A parameter with ability to establish the diagnosis of acute appendicitis has always been a center of attention for physicians. Many different parameters have been examined or are under active investigation for that purpose. The pathophysiology of acute appendicitis is characterized by the mucosal ischemia of the appendix that results from ongoing mucus secretion from the appendiceal mucosa distal to an obstruction of the lumen, elevating intraluminal and, in turn, venous pressures. Once luminal pressure exceeds 85 mmHg, venules that drain the appendix become thrombosed and, in the setting of continued arteriolar in flow, vascular congestion and engorgement of the appendix become manifest . Infection is added to the inflammation of appendicitis.
WBC count is most frequently used to diagnose AA. Several reports have suggested that an elevated WBC count is usually the earliest laboratory measure to indicate inflammation of the appendix, and most patients with AA present with leukocytosis [14, 15]. We found that WBC count was significantly higher in AA. In various studies, the range of sensitivity and specificity of WBC in the diagnosis of AA have been reported 67%- 97.8% and 31.9%-80%, respectively . Similar to the literature, the present study found that the sensitivity and specificity of leukocyte level were 91% and 74%, respectively.
CRP is a sensitive acute phase protein that lacks specificity due to increased levels in all acute inflammatory processes. Its concentration increases with the duration and extent of the inflammation. In a meta-analysis examining the accuracy of CRP level in the diagnosis of AA, Hallan and Asberg found a wide range of sensitivity (40%-99%) and specificity (27%-90%) . Similar to the literature, this study found a sensitivity of 97% and a specificity of 41% for CRP in the diagnosis of acute appendicitis. Among the assessed parameters, CRP had the highest sensitivity and the lowest specificity.

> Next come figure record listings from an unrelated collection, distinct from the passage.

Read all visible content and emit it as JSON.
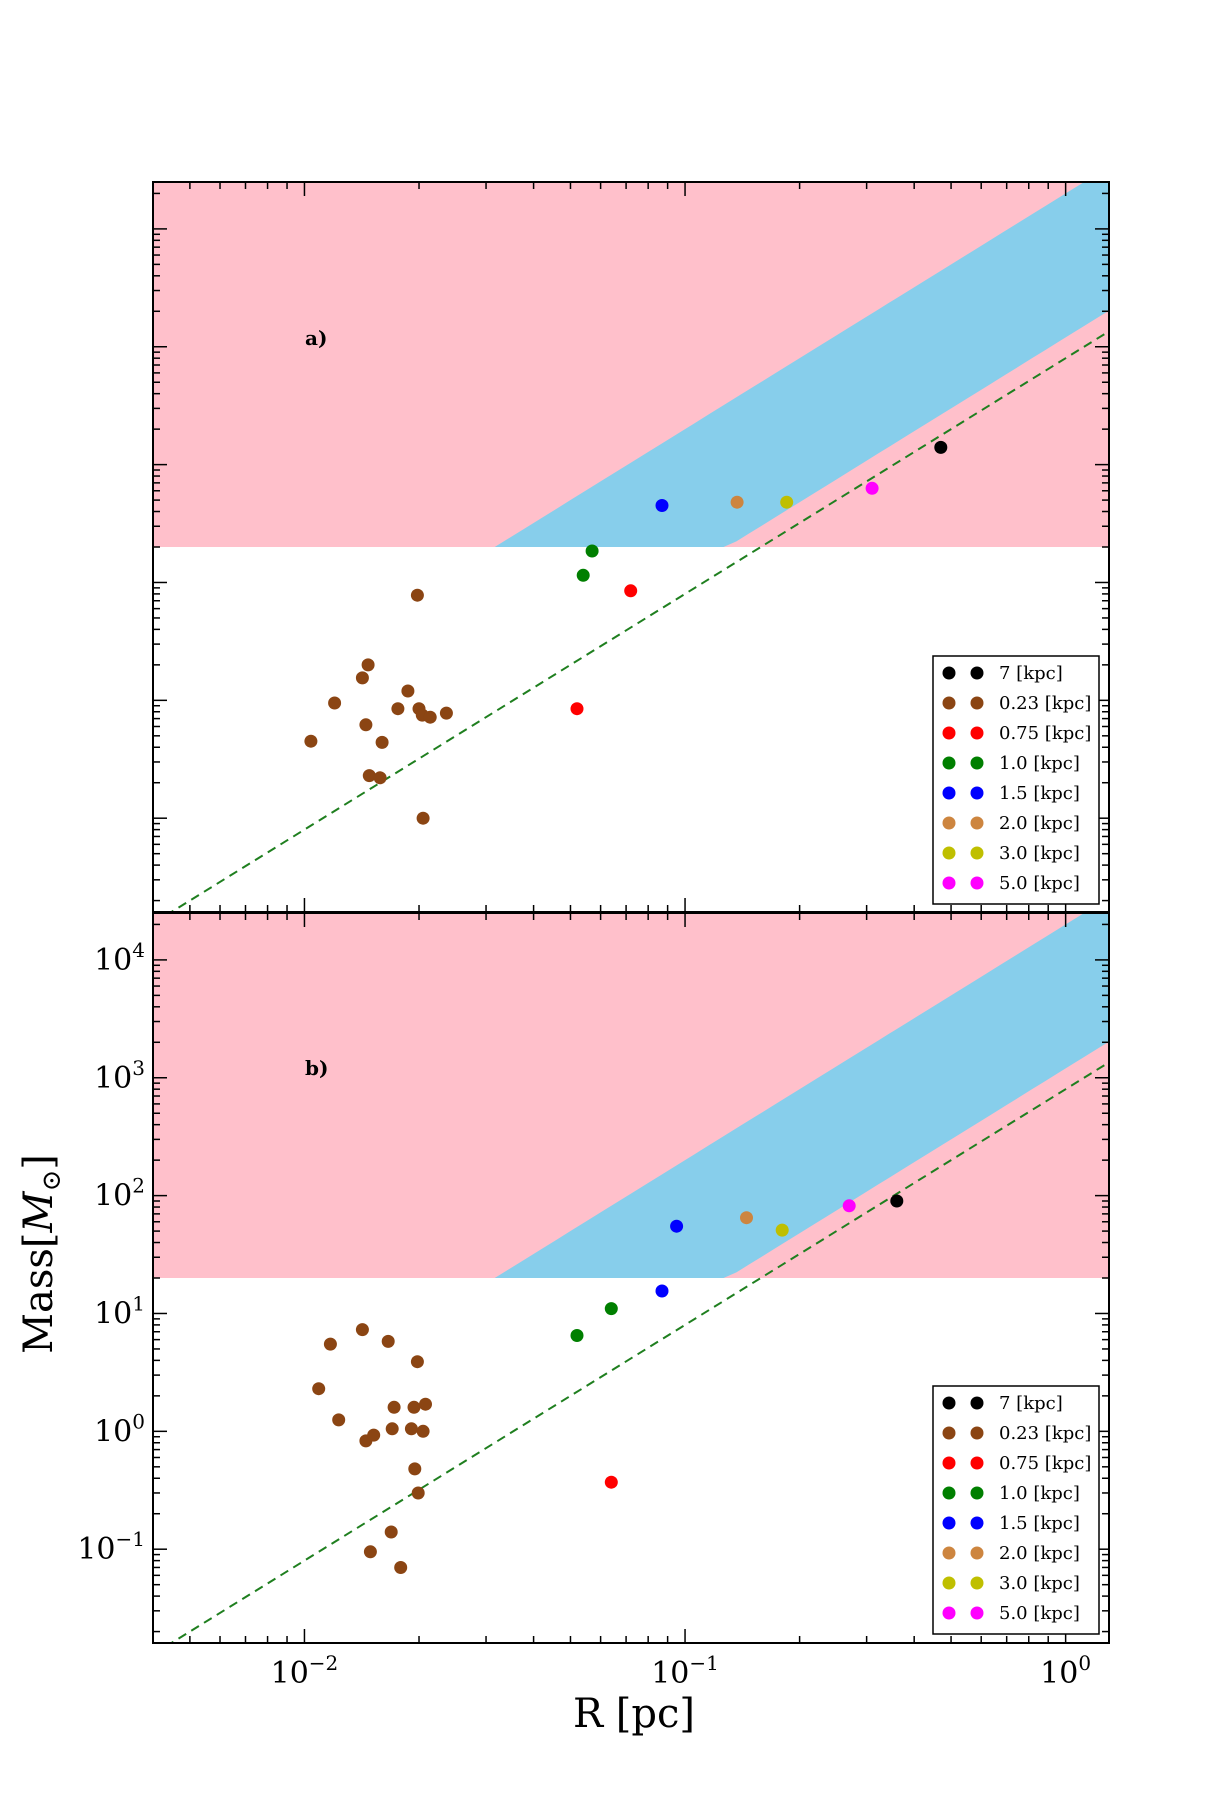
{
  "figure": {
    "xlabel": "R [pc]",
    "ylabel_prefix": "Mass[",
    "ylabel_symbol": "M",
    "ylabel_sub": "⊙",
    "ylabel_suffix": "]"
  },
  "colors": {
    "pink_region": "#ffc0cb",
    "blue_region": "#87ceeb",
    "dashed_line": "#1f7f1f",
    "frame": "#000000"
  },
  "chart_data": [
    {
      "type": "scatter",
      "panel_label": "a)",
      "xscale": "log",
      "yscale": "log",
      "xlim": [
        0.004,
        1.3
      ],
      "ylim": [
        0.016,
        25000
      ],
      "x_ticks": [
        {
          "base": "10",
          "exp": "−2",
          "value": 0.01
        },
        {
          "base": "10",
          "exp": "−1",
          "value": 0.1
        },
        {
          "base": "10",
          "exp": "0",
          "value": 1
        }
      ],
      "y_ticks": [
        {
          "base": "10",
          "exp": "−1",
          "value": 0.1
        },
        {
          "base": "10",
          "exp": "0",
          "value": 1
        },
        {
          "base": "10",
          "exp": "1",
          "value": 10
        },
        {
          "base": "10",
          "exp": "2",
          "value": 100
        },
        {
          "base": "10",
          "exp": "3",
          "value": 1000
        },
        {
          "base": "10",
          "exp": "4",
          "value": 10000
        }
      ],
      "show_x_tick_labels": false,
      "show_y_tick_labels": false,
      "regions": {
        "pink_floor": 20,
        "blue_knee_x": 0.058,
        "blue_upper_coeff": 20000,
        "blue_lower_coeff": 1200
      },
      "dashed_line": {
        "coeff": 800,
        "power": 2
      },
      "legend": [
        {
          "label": "7 [kpc]",
          "color": "#000000"
        },
        {
          "label": "0.23 [kpc]",
          "color": "#8b4513"
        },
        {
          "label": "0.75 [kpc]",
          "color": "#ff0000"
        },
        {
          "label": "1.0 [kpc]",
          "color": "#007f00"
        },
        {
          "label": "1.5 [kpc]",
          "color": "#0000ff"
        },
        {
          "label": "2.0 [kpc]",
          "color": "#cd853f"
        },
        {
          "label": "3.0 [kpc]",
          "color": "#bfbf00"
        },
        {
          "label": "5.0 [kpc]",
          "color": "#ff00ff"
        }
      ],
      "series": [
        {
          "name": "7 [kpc]",
          "color": "#000000",
          "points": [
            [
              0.47,
              140
            ]
          ]
        },
        {
          "name": "0.23 [kpc]",
          "color": "#8b4513",
          "points": [
            [
              0.0104,
              0.45
            ],
            [
              0.012,
              0.95
            ],
            [
              0.0142,
              1.55
            ],
            [
              0.0147,
              2.0
            ],
            [
              0.0145,
              0.62
            ],
            [
              0.0148,
              0.23
            ],
            [
              0.0158,
              0.22
            ],
            [
              0.016,
              0.44
            ],
            [
              0.0176,
              0.85
            ],
            [
              0.0187,
              1.2
            ],
            [
              0.02,
              0.85
            ],
            [
              0.0204,
              0.75
            ],
            [
              0.0214,
              0.72
            ],
            [
              0.0236,
              0.78
            ],
            [
              0.0198,
              7.8
            ],
            [
              0.0205,
              0.1
            ]
          ]
        },
        {
          "name": "0.75 [kpc]",
          "color": "#ff0000",
          "points": [
            [
              0.072,
              8.5
            ],
            [
              0.052,
              0.85
            ]
          ]
        },
        {
          "name": "1.0 [kpc]",
          "color": "#007f00",
          "points": [
            [
              0.057,
              18.5
            ],
            [
              0.054,
              11.5
            ]
          ]
        },
        {
          "name": "1.5 [kpc]",
          "color": "#0000ff",
          "points": [
            [
              0.087,
              45
            ]
          ]
        },
        {
          "name": "2.0 [kpc]",
          "color": "#cd853f",
          "points": [
            [
              0.137,
              48
            ]
          ]
        },
        {
          "name": "3.0 [kpc]",
          "color": "#bfbf00",
          "points": [
            [
              0.185,
              48
            ]
          ]
        },
        {
          "name": "5.0 [kpc]",
          "color": "#ff00ff",
          "points": [
            [
              0.31,
              63
            ]
          ]
        }
      ]
    },
    {
      "type": "scatter",
      "panel_label": "b)",
      "xscale": "log",
      "yscale": "log",
      "xlim": [
        0.004,
        1.3
      ],
      "ylim": [
        0.016,
        25000
      ],
      "x_ticks": [
        {
          "base": "10",
          "exp": "−2",
          "value": 0.01
        },
        {
          "base": "10",
          "exp": "−1",
          "value": 0.1
        },
        {
          "base": "10",
          "exp": "0",
          "value": 1
        }
      ],
      "y_ticks": [
        {
          "base": "10",
          "exp": "−1",
          "value": 0.1
        },
        {
          "base": "10",
          "exp": "0",
          "value": 1
        },
        {
          "base": "10",
          "exp": "1",
          "value": 10
        },
        {
          "base": "10",
          "exp": "2",
          "value": 100
        },
        {
          "base": "10",
          "exp": "3",
          "value": 1000
        },
        {
          "base": "10",
          "exp": "4",
          "value": 10000
        }
      ],
      "show_x_tick_labels": true,
      "show_y_tick_labels": true,
      "regions": {
        "pink_floor": 20,
        "blue_knee_x": 0.058,
        "blue_upper_coeff": 20000,
        "blue_lower_coeff": 1200
      },
      "dashed_line": {
        "coeff": 800,
        "power": 2
      },
      "legend": [
        {
          "label": "7 [kpc]",
          "color": "#000000"
        },
        {
          "label": "0.23 [kpc]",
          "color": "#8b4513"
        },
        {
          "label": "0.75 [kpc]",
          "color": "#ff0000"
        },
        {
          "label": "1.0 [kpc]",
          "color": "#007f00"
        },
        {
          "label": "1.5 [kpc]",
          "color": "#0000ff"
        },
        {
          "label": "2.0 [kpc]",
          "color": "#cd853f"
        },
        {
          "label": "3.0 [kpc]",
          "color": "#bfbf00"
        },
        {
          "label": "5.0 [kpc]",
          "color": "#ff00ff"
        }
      ],
      "series": [
        {
          "name": "7 [kpc]",
          "color": "#000000",
          "points": [
            [
              0.36,
              90
            ]
          ]
        },
        {
          "name": "0.23 [kpc]",
          "color": "#8b4513",
          "points": [
            [
              0.0109,
              2.3
            ],
            [
              0.0117,
              5.5
            ],
            [
              0.0123,
              1.25
            ],
            [
              0.0142,
              7.3
            ],
            [
              0.0145,
              0.83
            ],
            [
              0.0152,
              0.93
            ],
            [
              0.0149,
              0.095
            ],
            [
              0.0166,
              5.8
            ],
            [
              0.017,
              1.05
            ],
            [
              0.0172,
              1.6
            ],
            [
              0.0169,
              0.14
            ],
            [
              0.0179,
              0.07
            ],
            [
              0.0191,
              1.05
            ],
            [
              0.0194,
              1.6
            ],
            [
              0.0195,
              0.48
            ],
            [
              0.0198,
              3.9
            ],
            [
              0.0199,
              0.3
            ],
            [
              0.0205,
              1.0
            ],
            [
              0.0208,
              1.7
            ]
          ]
        },
        {
          "name": "0.75 [kpc]",
          "color": "#ff0000",
          "points": [
            [
              0.064,
              0.37
            ]
          ]
        },
        {
          "name": "1.0 [kpc]",
          "color": "#007f00",
          "points": [
            [
              0.052,
              6.5
            ],
            [
              0.064,
              11
            ]
          ]
        },
        {
          "name": "1.5 [kpc]",
          "color": "#0000ff",
          "points": [
            [
              0.087,
              15.5
            ],
            [
              0.095,
              55
            ]
          ]
        },
        {
          "name": "2.0 [kpc]",
          "color": "#cd853f",
          "points": [
            [
              0.145,
              65
            ]
          ]
        },
        {
          "name": "3.0 [kpc]",
          "color": "#bfbf00",
          "points": [
            [
              0.18,
              51
            ]
          ]
        },
        {
          "name": "5.0 [kpc]",
          "color": "#ff00ff",
          "points": [
            [
              0.27,
              82
            ]
          ]
        }
      ]
    }
  ]
}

RDW is commonly used to discriminate between microcytic anemia’s due to iron deficiency and those due to thalassemia or hemoglobinopathies . Increased RDW levels are related to impaired erythropoiesis or erythrocyte degradation . The typical reference range spans between 11.6 and 15.5%. Recent studies have demonstrated that higher RDW levels, even within the normal reference range, were associated with unfavorable clinical outcomes in patients with heart failure, coronary artery disease, pulmonary hypertension, diabetes mellitus, and stroke independent of hemoglobin values [8–10, 18, 19]. Furthermore RDW has been studied as a surrogate marker in many pathological conditions such as rheumatoid arthritis, inflammatory bowel disease, colon cancer, and celiac disease [6, 20, 21]. Although the exact pathophysiological basis of this relationship is unclear, chronic inflammation, aging, malnutrition, and anemia are proposed underlying factors in this topic [10, 22].
In a patient with acute pancreatitis, RDW level at the presentation has been reported to be an independent risk factor for mortality . Similarly, RDW level has also been found to be a predictor for mortality in bacteremia and septic shock [11, 13]. An increased RDW level has been reported in these inflammatory and infectious pathologies. Elevated RDW can result from any disease process that causes the premature release of reticulocytes into the circulation. Elevations in RDW have been shown to be associated with elevated inflammatory markers, such as CRP, erythrocyte sedimentation rate, and interleukin 6 [13, 23, 24]. Proinflammatory cytokines of sepsis (tumor necrosis factor A, interleukin 6, and interleukin 1b) have been shown to directly and negatively affect the survival of red blood cells in the circulation, promote deformability of the red blood cell membrane, and suppress erythrocyte maturation. These inflammatory mediators of sepsis can thus lead to newer, larger reticulocytes to enter the peripheral circulation, and thus increase RDW . Unlike the above-mentioned studies, we found a significantly lower, albeit within normal limits, RDW level in patients with acute appendicitis compared with subjects in the control group. This finding may be the result of greater RDW level in chronic inflammatory diseases compared to that in acute conditions. A strong correlation of RDW with inflammatory markers, CRP and sedimentation rate has also been observed [13, 23, 24]. In our study, on the other hand, RDW was not correlated with CRP and leukocyte count.
In conclusion, RDW level was lower in patients with acute appendicitis. No studies in literature have examined RDW level in acute appendicitis before. The magnitude of difference in RDW seen between AA and controls was so slight as to be of no utility in diagnostic testing. We think that further prospective, multicenter studies with a large sample size are needed in this field.